Menaklukkan Diri Sendiri Adalah Yang Terbaik


Demikian penjelasan dan uraian yang disampaikan, semoga semua makhluk berbahagia.

Rabu, 21 Mei 2025

MEWARISI DHAMMA, BUKAN ABU SANG BUDDHA

Banyak umat Buddha yang melaksanakan Atthamipuja di Vihara untuk memperingati hari ke 8 setelah 7 hari Sang Buddha Parinibbana, adalah saat yang penting bagi umat Buddha untuk merenungkan ajaran dan warisan agung Sang Tathāgata.


1. Adalah Realita yang Tak Terhindarkan bahwa “Sabbe saṅkhārā aniccā”, Semua yang terkondisi adalah tidak kekal. Sang Buddha mengajarkan bahwa tidak ada satu pun di dunia ini yang bersifat kekal. Tubuh, perasaan, pikiran, hubungan, kekayaan, semuanya mengalami perubahan. Bahkan tubuh agung Sang Buddha pun mengalami usia tua, sakit, dan akhirnya Parinibbāna di Kusinārā. Kematian Sang Buddha bukanlah kehancuran, tetapi pemadaman total dari dukkha, penderitaan. Inilah yang disebut Parinibbāna - bukan kematian biasa, melainkan padamnya kelahiran kembali.

2. Ketika Bhikkhu Ānanda menangis karena tahu akan kehilangan Guru tercintanya, Sang Buddha menasihatinya dengan tegas : “Ānanda, apakah Aku tidak pernah mengatakan bahwa segala sesuatu yang kita cintai, yang kita senangi, pada akhirnya akan terpisah, berpisah, dan berubah?” Sebelum Parinibbāna, Sang Buddha bersabda : Segala yang terkondisi pasti hancur, capailah tujuanmu dengan kewaspadaan yang tinggi.

3. Buddha juga bersabda : Dhamma dan Vinaya yang telah Aku ajarkan akan menjadi Guru kalian setelah Aku tiada. Kita tidak bisa lagi melihat Buddha secara jasmani, tetapi kita masih bisa "melihat" Beliau melalui praktik Dhamma yang sejati. Warisan sejati Sang Buddha bukan abu kremasi, bukan hanya patung atau relik, melainkan ajaran yang membebaskan.

4. Atthamipuja bukan hanya ritual, tetapi undangan batin untuk mempraktikkan Dhamma.

Jika hidup kita belum lurus, luruskanlah dengan sila.
Jika batin masih goyah, teguhkanlah dengan samādhi.
Jika kita belum memahami kehidupan, terangi dengan paññā.

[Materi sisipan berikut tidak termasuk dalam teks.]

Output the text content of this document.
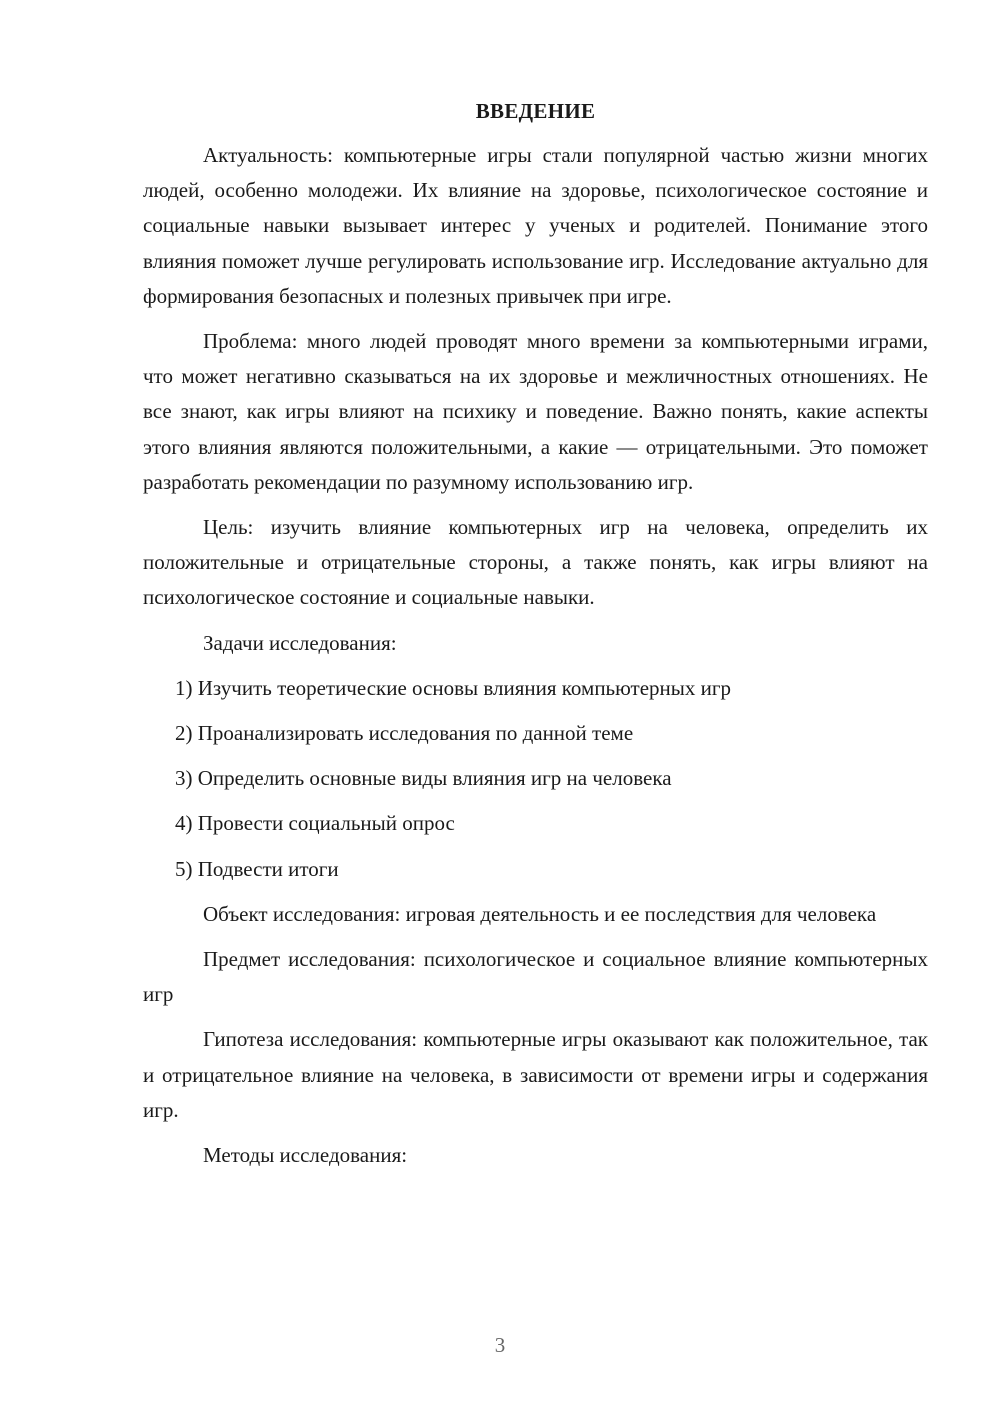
ВВЕДЕНИЕ

Актуальность: компьютерные игры стали популярной частью жизни многих людей, особенно молодежи. Их влияние на здоровье, психологическое состояние и социальные навыки вызывает интерес у ученых и родителей. Понимание этого влияния поможет лучше регулировать использование игр. Исследование актуально для формирования безопасных и полезных привычек при игре.

Проблема: много людей проводят много времени за компьютерными играми, что может негативно сказываться на их здоровье и межличностных отношениях. Не все знают, как игры влияют на психику и поведение. Важно понять, какие аспекты этого влияния являются положительными, а какие — отрицательными. Это поможет разработать рекомендации по разумному использованию игр.

Цель: изучить влияние компьютерных игр на человека, определить их положительные и отрицательные стороны, а также понять, как игры влияют на психологическое состояние и социальные навыки.

Задачи исследования:

1) Изучить теоретические основы влияния компьютерных игр

2) Проанализировать исследования по данной теме

3) Определить основные виды влияния игр на человека

4) Провести социальный опрос

5) Подвести итоги

Объект исследования: игровая деятельность и ее последствия для человека

Предмет исследования: психологическое и социальное влияние компьютерных игр

Гипотеза исследования: компьютерные игры оказывают как положительное, так и отрицательное влияние на человека, в зависимости от времени игры и содержания игр.

Методы исследования:

3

Mari gunakan kesempatan hidup ini untuk berjalan di jalan yang telah ditunjukkan Sang Buddha. Karena : Sukar memperoleh kelahiran sebagai manusia, sukar mendengar Dhamma sejati.

Semoga peringatan Atthamipuja itu tidak hanya menjadi perenungan sesaat, tetapi menjadi titik balik dan penyemangat untuk mendalami Dhamma. Karena hanya dengan praktik, seseorang benar-benar mewarisi Buddha - bukan jasmaninya, tetapi kebijaksanaan dan welas asih-Nya.